皆勤手当は比較的多くの中小企業で支給している手当です。やはり限られた人員で業務をやり繰りする必要上、皆勤手当を無遅刻無欠勤へのモチベーションとしたい経営者が多いのだろうと思います。
就業規則には「皆勤手当は、当該賃金計算期間において遅刻・早退・欠勤がなかった者に対して、月額○円を支給する。」というような規定を置くのが一般的かと思います。
この場合、有休を使ったため実勤務が無かった場合を欠勤と捉えて、皆勤手当を支給していないケースもあります。ただ、労働基準法附則136条では、「使用者は、第39条第1項から第4項までの規定による有給休暇を取得した労働者に対して、賃金の減額その他不利益な取扱いをしないようにしなければならない」と定めており、上記のような皆勤手当の不支給は問題とならないのでしょうか。
年次有給休暇の取得に対する不利益取扱いをめぐって争われた判例では、平成5年6月25日の最高裁判決:沼津交通事件が有名です。この判決では、年休を取得したタクシー会社の乗務員に対する皆勤手当の不支給が、年休権行使を妨げるか否かの判断基準として、「その趣旨、目的、労働者が失う経済的利益の程度」等を挙げています。これらの状況を総合して年休取得権の行使を抑制するものではないかぎり、公序に反する無効なものとはいえないとしました。
この事件で争われた皆勤手当の額は月4,100円で、欠勤1日で半額、2日以上で不支給とするものでした。(給与月額の最大1.85%)
もう一つ有名な事件として、日本シェーリング事件(最高裁判決:平成元年12月14日)があります。こちらは、年休を含め不就労を除外して稼働率を算定した結果、80%以下の者を昇給対象から除外するという制度を巡って争われた事件です。
有休取得によって昇給に影響を与え、ひいては退職金にまで影響を及ぼすもので、経済的不利益が大きく、年休権行使を抑制し、法の趣旨を実質的に失わせるものとして公序に反して無効と判断されました。
この2つの判決は、経済的影響の程度で結論が分かれていますので、賃金に占める皆勤手当の割合が僅かである場合は、有休取得によって皆勤手当を不支給とする制度も有効と判断される余地はあります。しかし、そもそも皆勤手当を支給する趣旨から考えると、支給割合が低すぎては皆勤のモチベーションとなりにくいかと思います。
よって、私が考える実務的な取扱いとしては、有給休暇の取得ルールを定めるのが有効かと思います。

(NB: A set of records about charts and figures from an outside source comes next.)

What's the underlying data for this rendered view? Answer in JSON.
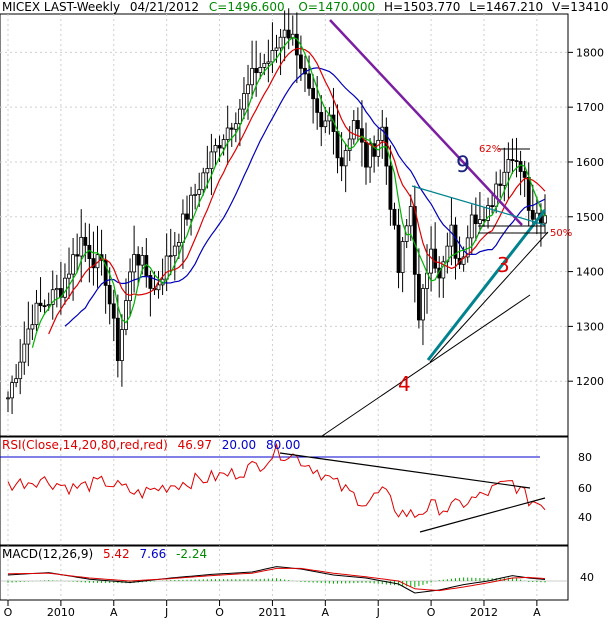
{
  "header": {
    "symbol": "MICEX LAST-Weekly",
    "date": "04/21/2012",
    "close": "C=1496.600",
    "open": "O=1470.000",
    "high": "H=1503.770",
    "low": "L=1467.210",
    "volume": "V=13410"
  },
  "colors": {
    "price_bars": "#000000",
    "ma_fast": "#00b400",
    "ma_mid": "#dd0000",
    "ma_slow": "#0000bb",
    "trend_purple": "#7b1fa2",
    "trend_teal": "#00838f",
    "rsi_line": "#dd0000",
    "rsi_level_80": "#0000cc",
    "rsi_level_20": "#000000",
    "macd_line": "#000000",
    "macd_signal": "#dd0000",
    "macd_hist": "#00aa00",
    "wave_9": "#1a237e",
    "wave_3": "#dd0000",
    "wave_4": "#dd0000",
    "fib_text": "#dd0000"
  },
  "annotations": {
    "wave_9": "9",
    "wave_3": "3",
    "wave_4": "4",
    "fib_62": "62%",
    "fib_50": "50%"
  },
  "rsi_panel": {
    "label": "RSI(Close,14,20,80,red,red)",
    "value": "46.97",
    "lower": "20.00",
    "upper": "80.00",
    "ticks": [
      "80",
      "60",
      "40"
    ]
  },
  "macd_panel": {
    "label": "MACD(12,26,9)",
    "macd": "5.42",
    "signal": "7.66",
    "hist": "-2.24",
    "ticks": [
      "40"
    ]
  },
  "chart_data": {
    "type": "line",
    "title": "MICEX LAST-Weekly",
    "price_axis": [
      "1800",
      "1700",
      "1600",
      "1500",
      "1400",
      "1300",
      "1200"
    ],
    "ylim": [
      1100,
      1870
    ],
    "x_labels": [
      "O",
      "2010",
      "A",
      "J",
      "O",
      "2011",
      "A",
      "J",
      "O",
      "2012",
      "A"
    ],
    "x_label_weeks": [
      0,
      13,
      26,
      39,
      52,
      65,
      78,
      91,
      104,
      117,
      130
    ],
    "grid": true,
    "price_close_anchors": {
      "week": [
        0,
        6,
        13,
        18,
        24,
        27,
        31,
        36,
        42,
        47,
        52,
        57,
        61,
        65,
        68,
        71,
        74,
        77,
        79,
        82,
        85,
        88,
        92,
        96,
        99,
        101,
        104,
        106,
        109,
        111,
        114,
        117,
        120,
        124,
        127,
        128,
        130,
        132
      ],
      "close": [
        1170,
        1320,
        1370,
        1460,
        1390,
        1250,
        1440,
        1365,
        1470,
        1560,
        1640,
        1700,
        1770,
        1790,
        1850,
        1810,
        1720,
        1650,
        1680,
        1600,
        1680,
        1600,
        1660,
        1400,
        1520,
        1300,
        1460,
        1380,
        1470,
        1400,
        1520,
        1480,
        1560,
        1620,
        1580,
        1500,
        1520,
        1497
      ]
    },
    "wave_labels": [
      {
        "label": "9",
        "week": 110,
        "value": 1595
      },
      {
        "label": "3",
        "week": 119,
        "value": 1420
      },
      {
        "label": "4",
        "week": 99,
        "value": 1210
      }
    ],
    "fib_levels": [
      {
        "label": "62%",
        "value": 1630
      },
      {
        "label": "50%",
        "value": 1480
      }
    ],
    "rsi": {
      "ylim": [
        20,
        90
      ],
      "upper": 80,
      "week": [
        0,
        8,
        16,
        24,
        32,
        40,
        48,
        56,
        62,
        66,
        70,
        76,
        82,
        88,
        92,
        96,
        100,
        104,
        108,
        112,
        116,
        120,
        124,
        128,
        132
      ],
      "value": [
        60,
        64,
        58,
        62,
        54,
        60,
        64,
        68,
        74,
        82,
        80,
        70,
        58,
        48,
        56,
        42,
        40,
        46,
        44,
        48,
        52,
        58,
        62,
        50,
        47
      ]
    },
    "macd": {
      "week": [
        0,
        10,
        20,
        30,
        40,
        50,
        60,
        66,
        72,
        80,
        88,
        96,
        100,
        106,
        112,
        118,
        124,
        128,
        132
      ],
      "macd": [
        20,
        28,
        6,
        -5,
        10,
        22,
        30,
        48,
        40,
        20,
        10,
        -10,
        -40,
        -30,
        -12,
        0,
        18,
        10,
        5
      ],
      "signal": [
        24,
        26,
        10,
        0,
        8,
        18,
        26,
        42,
        42,
        26,
        14,
        0,
        -26,
        -32,
        -20,
        -6,
        10,
        12,
        8
      ]
    }
  }
}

第〇条 従業員が年次有給休暇を取得するときは、原則として〇日前までに所定の手続により、会社に届け出なければならない。
このような場合は会社の承認により、欠勤ではなく有給に振り替える余地を残すという趣旨の規定です。ただ、このような突発的な有休取得が当たり前のように行われると会社の規律が維持できません。予定外の欠勤によりその穴を埋める他の従業員の負担も考慮すると、何らかの抑止策を講じる必要があるかと思います。
その抑止策として、このように本来欠勤と扱うべきところを、有休に振り替えたような場合は、皆勤手当の減額もやむを得ないのではないかと私は考えます。
また、付与ルールを検討するにあたっては、実施的に年休行使権を抑制することにならないように留意する必要があります。